For emergency cases outside of regular business hours or during holidays, use the same numbers listed above to reach a duty officer for assistance.
In addition, you can call the Department of State from 8:00 a.m. to 8:00 p.m. Eastern Time, Monday through Friday (except U.S. federal holidays):
From the U.S. & Canada: 1-888-407-4747
From Overseas: +1-202-501-4444
What We Can and Cannot Do
We hope that you will have a trouble-free Hajj or Umrah, as thousands of other pilgrims from the United States do each year. If something does go wrong, however, the U.S. Embassy in Riyadh and the Consulate General in Jeddah can provide you appropriate consular services, such as:
- Arrange for emergency U.S. passports and “boarding foils” for lost I-551 (“green cards”) for U.S. Lawful Permanent Residents. After Hajj, please bring a report from the police station regarding the theft or loss, and a copy of your U.S. passport or green card if possible.
- Seek to contact you within 24 hours of being told that you have been arrested.
- Make special arrangements in case of civil disturbances or disasters.
- Provide contact information for local lawyers and hospitals.
- Arrange for a spouse or next of kin to be informed if you are involved in an accident, arrested, or die, and advise them on the appropriate procedures.
We cannot, however:
- Arrange for travel outside of the designated areas in Mecca and Medina.
- Resolve immigration violations.
- Become involved in any disagreements, e.g. pilgrim and travel agency disputes or lost baggage.

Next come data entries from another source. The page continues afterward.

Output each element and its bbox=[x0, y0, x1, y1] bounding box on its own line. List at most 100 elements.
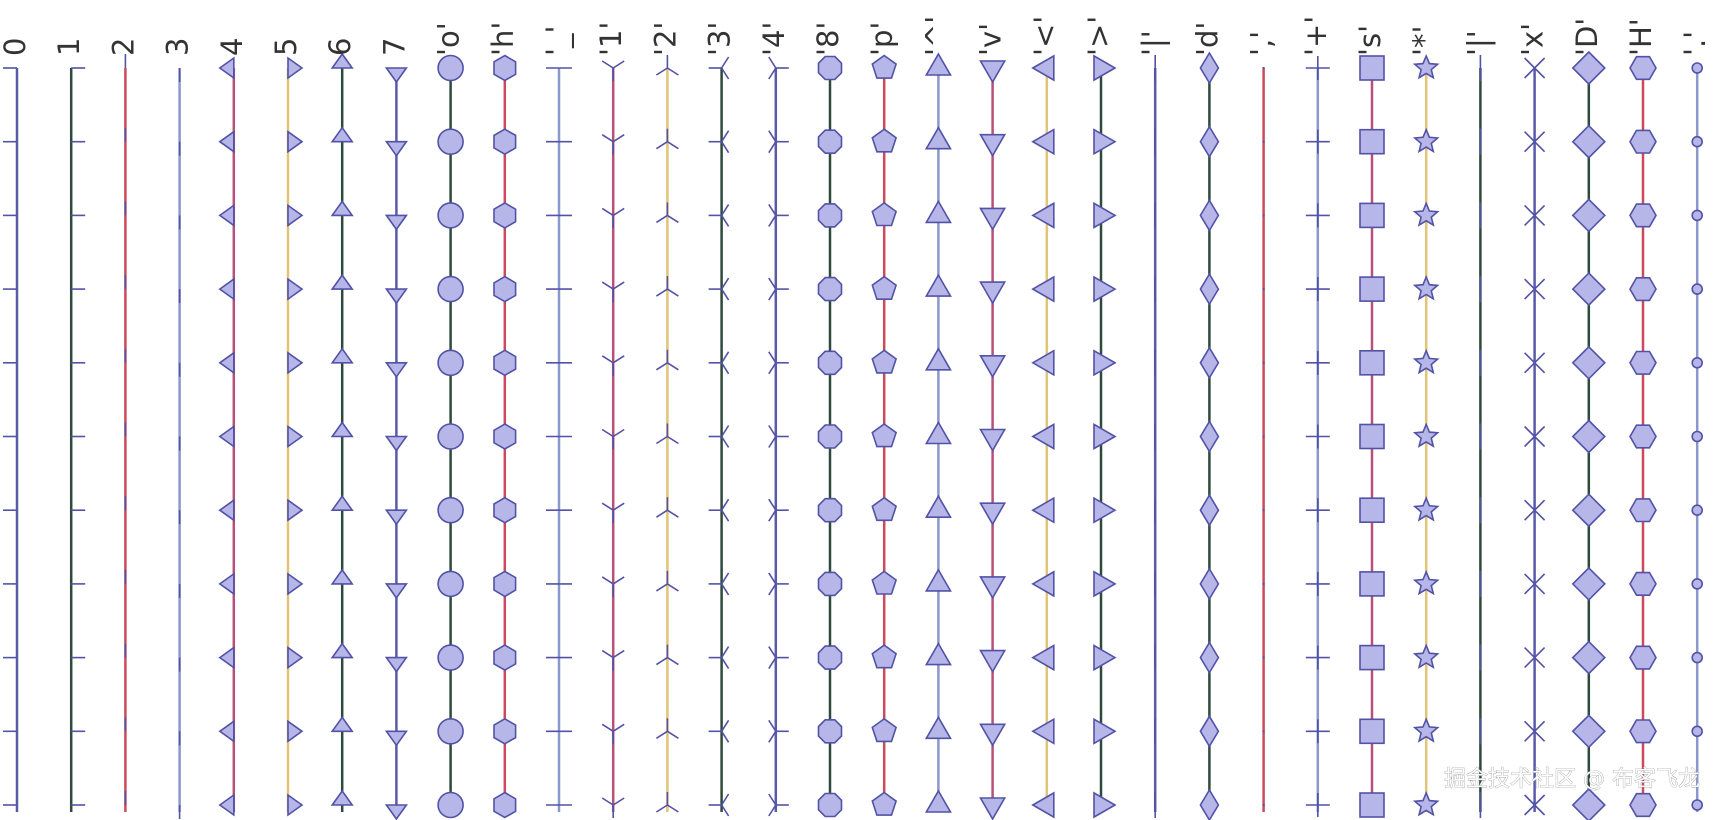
marker bbox=[612, 723, 625, 732]
marker-column: 'D' bbox=[1570, 18, 1606, 820]
marker bbox=[601, 797, 614, 806]
marker bbox=[1199, 714, 1220, 748]
marker bbox=[1359, 55, 1385, 81]
marker bbox=[720, 203, 730, 216]
marker bbox=[720, 67, 730, 80]
column-label: '|' bbox=[1136, 30, 1170, 56]
marker bbox=[720, 572, 730, 585]
marker bbox=[655, 362, 668, 371]
marker-column: '_' bbox=[540, 26, 574, 812]
marker bbox=[1571, 640, 1606, 675]
column-label: 6 bbox=[323, 38, 357, 56]
marker bbox=[1629, 498, 1657, 523]
marker-column: '4' bbox=[757, 22, 791, 817]
marker bbox=[979, 502, 1007, 526]
marker bbox=[601, 134, 614, 143]
marker bbox=[1199, 567, 1220, 601]
marker bbox=[666, 435, 679, 445]
marker bbox=[1093, 349, 1117, 377]
column-label: 0 bbox=[0, 38, 32, 56]
marker bbox=[1359, 276, 1385, 302]
marker bbox=[330, 126, 354, 143]
marker bbox=[493, 275, 517, 303]
marker bbox=[493, 644, 517, 672]
marker bbox=[817, 276, 843, 302]
marker bbox=[924, 52, 952, 76]
marker bbox=[979, 428, 1007, 453]
marker bbox=[768, 425, 777, 437]
marker bbox=[218, 424, 235, 449]
column-label: 'd' bbox=[1190, 22, 1224, 56]
marker bbox=[437, 275, 464, 303]
marker-column: ',' bbox=[1245, 31, 1279, 812]
marker bbox=[979, 723, 1007, 747]
column-label: '|' bbox=[1461, 30, 1495, 56]
marker-column: 'h' bbox=[486, 22, 520, 819]
marker bbox=[1262, 730, 1265, 733]
marker bbox=[1199, 493, 1220, 527]
marker bbox=[720, 646, 730, 659]
marker bbox=[1412, 201, 1440, 227]
column-label: 'o' bbox=[432, 22, 466, 56]
marker bbox=[1359, 423, 1385, 450]
marker bbox=[768, 793, 777, 806]
column-label: '>' bbox=[1082, 16, 1116, 56]
marker bbox=[924, 420, 952, 445]
marker bbox=[384, 288, 408, 305]
marker bbox=[1199, 788, 1220, 820]
marker bbox=[601, 576, 614, 585]
marker bbox=[1691, 135, 1703, 148]
marker bbox=[768, 130, 777, 143]
marker bbox=[601, 723, 614, 732]
marker bbox=[768, 730, 777, 743]
marker bbox=[979, 207, 1007, 232]
marker bbox=[1629, 203, 1657, 228]
column-label: '4' bbox=[757, 22, 791, 56]
marker bbox=[1629, 719, 1657, 744]
marker bbox=[817, 645, 843, 670]
column-label: '.' bbox=[1678, 31, 1712, 56]
column-label: '1' bbox=[594, 22, 628, 56]
marker bbox=[1412, 569, 1440, 596]
marker bbox=[1629, 792, 1657, 818]
marker bbox=[720, 425, 730, 437]
marker bbox=[871, 496, 898, 522]
marker bbox=[655, 67, 668, 76]
column-label: 3 bbox=[161, 38, 195, 56]
marker bbox=[1199, 51, 1220, 85]
marker bbox=[768, 572, 777, 585]
marker bbox=[720, 56, 730, 69]
marker bbox=[437, 128, 464, 155]
marker bbox=[330, 200, 354, 217]
marker bbox=[384, 509, 408, 526]
marker bbox=[1524, 499, 1546, 521]
marker bbox=[1199, 419, 1220, 454]
marker bbox=[924, 126, 952, 150]
marker bbox=[1412, 348, 1440, 375]
marker bbox=[1031, 717, 1055, 745]
column-label: '_' bbox=[540, 26, 574, 56]
column-label: 'x' bbox=[1516, 23, 1550, 56]
marker bbox=[1031, 644, 1055, 672]
marker bbox=[1031, 128, 1055, 156]
marker bbox=[601, 649, 614, 659]
marker bbox=[720, 498, 730, 511]
marker bbox=[1524, 278, 1546, 300]
marker bbox=[924, 199, 952, 224]
marker bbox=[1571, 419, 1606, 454]
marker bbox=[1691, 209, 1703, 222]
marker bbox=[1262, 288, 1265, 291]
marker bbox=[1691, 651, 1703, 664]
marker bbox=[1571, 714, 1606, 749]
marker bbox=[720, 141, 730, 154]
marker bbox=[1093, 791, 1117, 819]
marker bbox=[768, 203, 777, 216]
marker bbox=[979, 281, 1007, 305]
marker-column: 0 bbox=[0, 38, 32, 812]
marker bbox=[612, 649, 625, 659]
marker bbox=[655, 656, 668, 666]
marker bbox=[720, 351, 730, 364]
marker bbox=[384, 583, 408, 600]
marker bbox=[218, 56, 235, 80]
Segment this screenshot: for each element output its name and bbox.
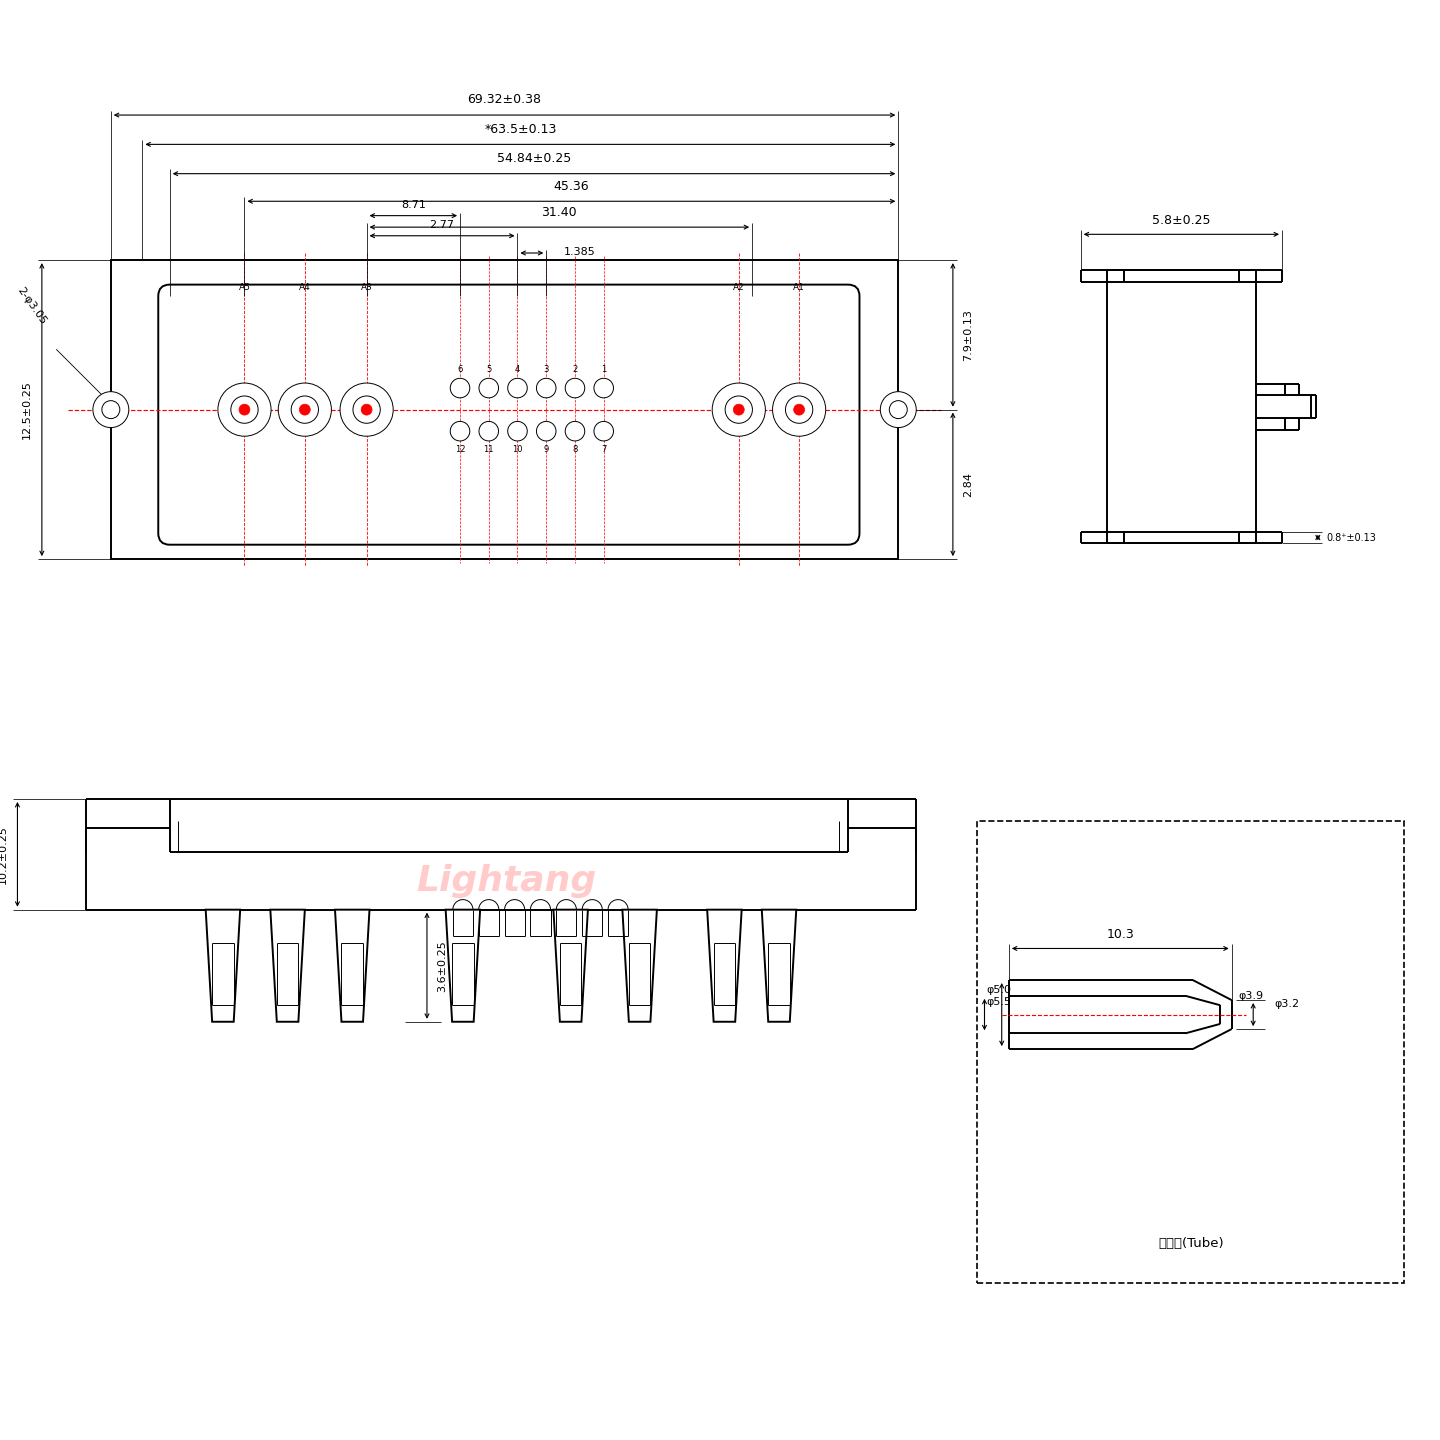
Circle shape — [480, 422, 498, 441]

- Rearrange airline, hotel, or other travel bookings.
- Pay for hotel, legal, medical, travel, or other bills.
- Obtain someone’s release from prison.
- Provide legal advice or intervene in court cases or criminal investigations.
This Hajj/Umrah fact sheet may be found at: https://travel.state.gov/content/passports/en/go/Hajj.html
Learn About Your Destination
Check your overseas medical insurance coverage: Ask your medical insurance company if your policy applies overseas, and if it covers emergency expenses such as medical evacuation. If it does not, consider supplemental insurance.